After taking the latter half of the season off to recover for Q-School, she failed to make the cut there and is now working hard to be 100 percent physically ready for the Symetra Tour, where the top 10 money winners will win promotion to the main tour at the end of the season
"If I play well, there's no reason why I shouldn't be able to do that," she said.
Her challenge is not so much physical as mental.
"There are shots that shouldn't come out anymore but you have memories of the bad shots, and it's a little bit of a mental curve that you have to get over," she said.
"You have to convince yourself it was your body and not your swing that was to blame and it wasn't really you that was causing the bad shots."
She's looking forward to being reunited with Leona Maguire, who will play the Symetra Tour when she is not playing on invitations on the LPGA Tour, when she turns professional in May.
"We have a lot of history after playing on teams together for 10-12 years," she said of Leona. "There's something about that camaraderie that never leaves you."
Getting back her competitive edge is Meadow's next goal but she's getting there.
"It's definitely been hard," she said, hugely grateful to her sponsors Investec in Dublin have been so supportive of her during her injury.
"You don't see when you are going through it how your attitude changes. You feel that you are working hard and getting nothing out of it. It is very depressing when you are trying hard and you don't know what's wrong.
"But everyone goes periods in their life when it's hard. I think for me, the biggest thing in the last four or five months was having it all taken away from me having that 'what would my life be like without golf' moment.
"It shows me that I really love this game and no matter what, poor results or great results, you still have to love it. If you are not involved in the process and enjoying the process, you are never going to get results.
"So I started to have that realisation that okay, this is a game I love, I want to play with friends, I want to have a good competitive match and not be at a place in my career where I am scared of competition.

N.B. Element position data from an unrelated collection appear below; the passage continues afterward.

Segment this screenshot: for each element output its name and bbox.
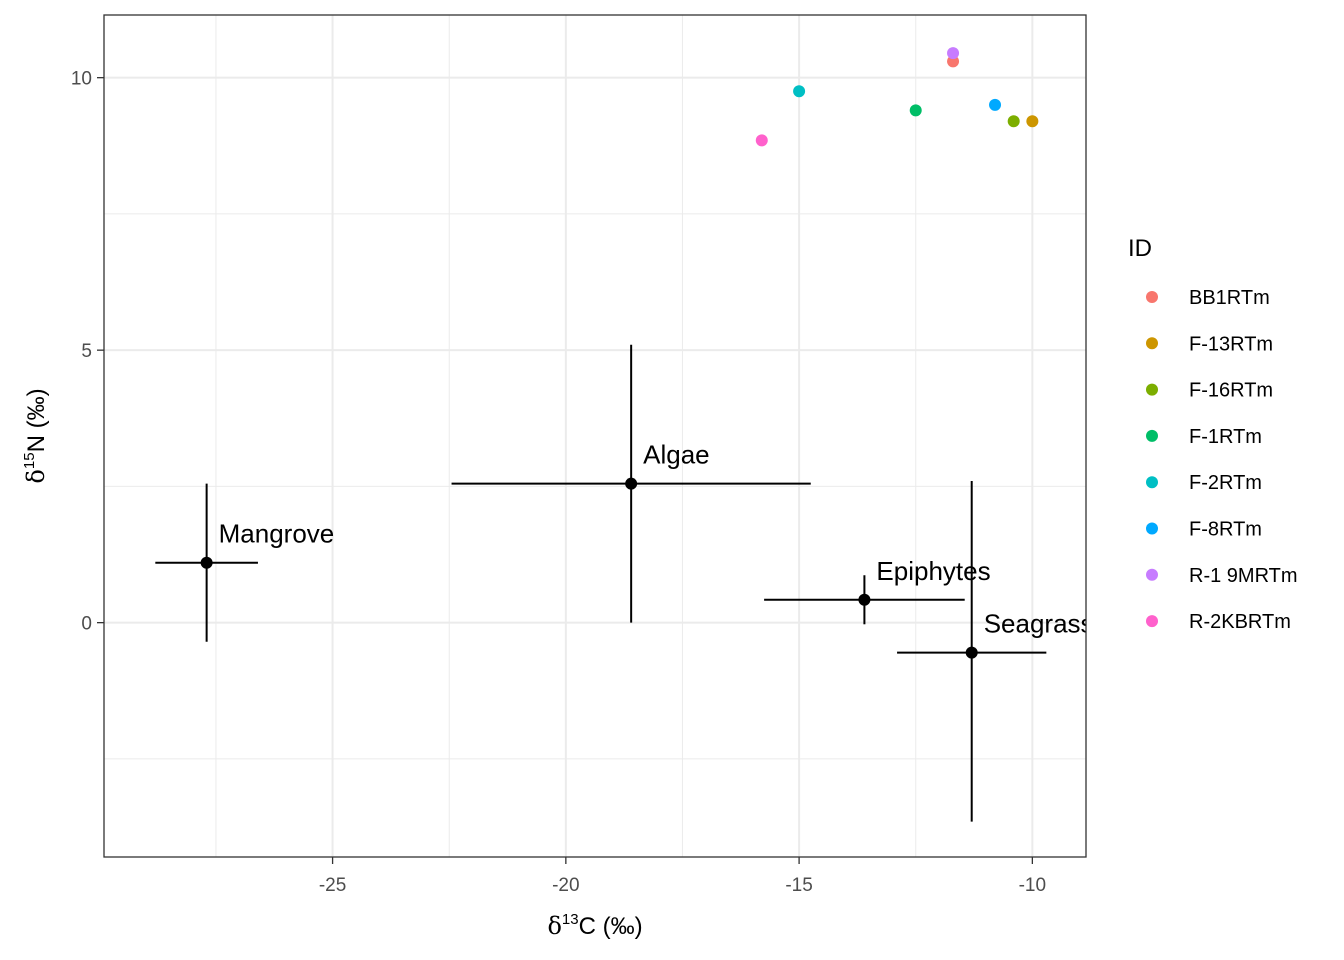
legend-items: BB1RTm F-13RTm F-16RTm F-1RTm F-2RTm F-8RTm R-… <box>1146 287 1298 633</box>
plot-panel-background <box>104 15 1086 857</box>
legend-label: F-8RTm <box>1189 519 1262 541</box>
x-axis-ticks: -25 -20 -15 -10 <box>319 857 1046 896</box>
y-axis-title-superscript: 15 <box>21 452 38 469</box>
consumer-point-f-1rtm <box>909 104 922 117</box>
x-axis-title-superscript: 13 <box>562 911 579 928</box>
legend-key-r-2kbrtm <box>1146 615 1158 628</box>
algae-mean-point <box>625 477 638 490</box>
x-axis-title-prefix: δ <box>547 912 561 940</box>
legend-key-f-13rtm <box>1146 337 1158 350</box>
source-error-bars <box>155 344 1047 822</box>
consumer-point-r-1-9mrtm <box>947 47 960 60</box>
major-gridlines <box>104 15 1086 857</box>
plot-panel-border <box>103 14 1087 858</box>
y-tick-label: 10 <box>71 69 92 90</box>
minor-gridlines <box>104 15 1086 857</box>
legend-key-f-8rtm <box>1146 522 1158 535</box>
legend-title: ID <box>1128 235 1152 262</box>
legend-key-f-16rtm <box>1146 383 1158 396</box>
legend-key-bb1rtm <box>1146 291 1158 303</box>
epiphytes-mean-point <box>858 593 871 606</box>
legend-label: F-1RTm <box>1189 426 1262 448</box>
mangrove-label: Mangrove <box>219 519 335 549</box>
legend-label: F-16RTm <box>1189 380 1273 402</box>
epiphytes-label: Epiphytes <box>876 556 990 586</box>
seagrass-mean-point <box>965 646 978 659</box>
consumer-point-f-2rtm <box>793 85 806 98</box>
legend-key-f-2rtm <box>1146 476 1158 489</box>
legend-label: BB1RTm <box>1189 287 1270 309</box>
x-tick-label: -10 <box>1019 875 1046 896</box>
legend-key-f-1rtm <box>1146 429 1158 442</box>
legend-label: F-13RTm <box>1189 333 1273 355</box>
y-axis-ticks: 0 5 10 <box>71 69 104 635</box>
algae-label: Algae <box>643 440 710 470</box>
y-axis-title: δ15N (‰) <box>21 388 50 483</box>
mangrove-mean-point <box>200 556 213 569</box>
legend-label: R-1 9MRTm <box>1189 565 1298 587</box>
y-tick-label: 0 <box>81 614 92 635</box>
x-axis-title-suffix: C (‰) <box>579 913 643 940</box>
x-tick-label: -25 <box>319 875 346 896</box>
x-axis-title: δ13C (‰) <box>547 911 642 940</box>
consumer-point-f-8rtm <box>989 98 1002 111</box>
legend: ID BB1RTm F-13RTm F-16RTm F-1RTm F-2RTm F-8RT… <box>1128 235 1298 633</box>
legend-label: R-2KBRTm <box>1189 611 1291 633</box>
y-axis-title-prefix: δ <box>22 469 50 483</box>
consumer-point-f-16rtm <box>1007 115 1020 128</box>
y-axis-title-suffix: N (‰) <box>23 388 50 452</box>
consumer-points <box>755 47 1039 147</box>
seagrass-label: Seagrass <box>984 609 1094 639</box>
consumer-point-f-13rtm <box>1026 115 1039 128</box>
legend-label: F-2RTm <box>1189 472 1262 494</box>
x-tick-label: -20 <box>552 875 579 896</box>
source-labels: Mangrove Algae Epiphytes Seagrass <box>219 440 1094 639</box>
consumer-point-r-2kbrtm <box>755 134 768 147</box>
legend-key-r-1-9mrtm <box>1146 568 1158 581</box>
y-tick-label: 5 <box>81 341 92 362</box>
x-tick-label: -15 <box>785 875 812 896</box>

"So it's about loving that competition and thriving on it again and that's a great feeling."
She still works with Swedish mental game experts Lynn Marriott and Pia Nilsson on that side of the game and with her swing back in the groove, a freshly decorated home in Phoenix and her mother soon set to join her out west, she's happier than ever.
Any fleeting thoughts she might have briefly entertained of throwing in the towel have long faded.
"I am not going to say it didn't cross my mind," she chuckled when asked if she considered updating her CV. "But this is what I still want to do, and I still have an opportunity to do it.
"I wouldn't change that for the world.
"When was diagnosed, I thought, this sucks. But now I am fine and I wouldn't rather do anything else. I'm ready to go again!"
This feature first appeared in the Irish Independent's weekly Tee to Green golf Supplement on March 22.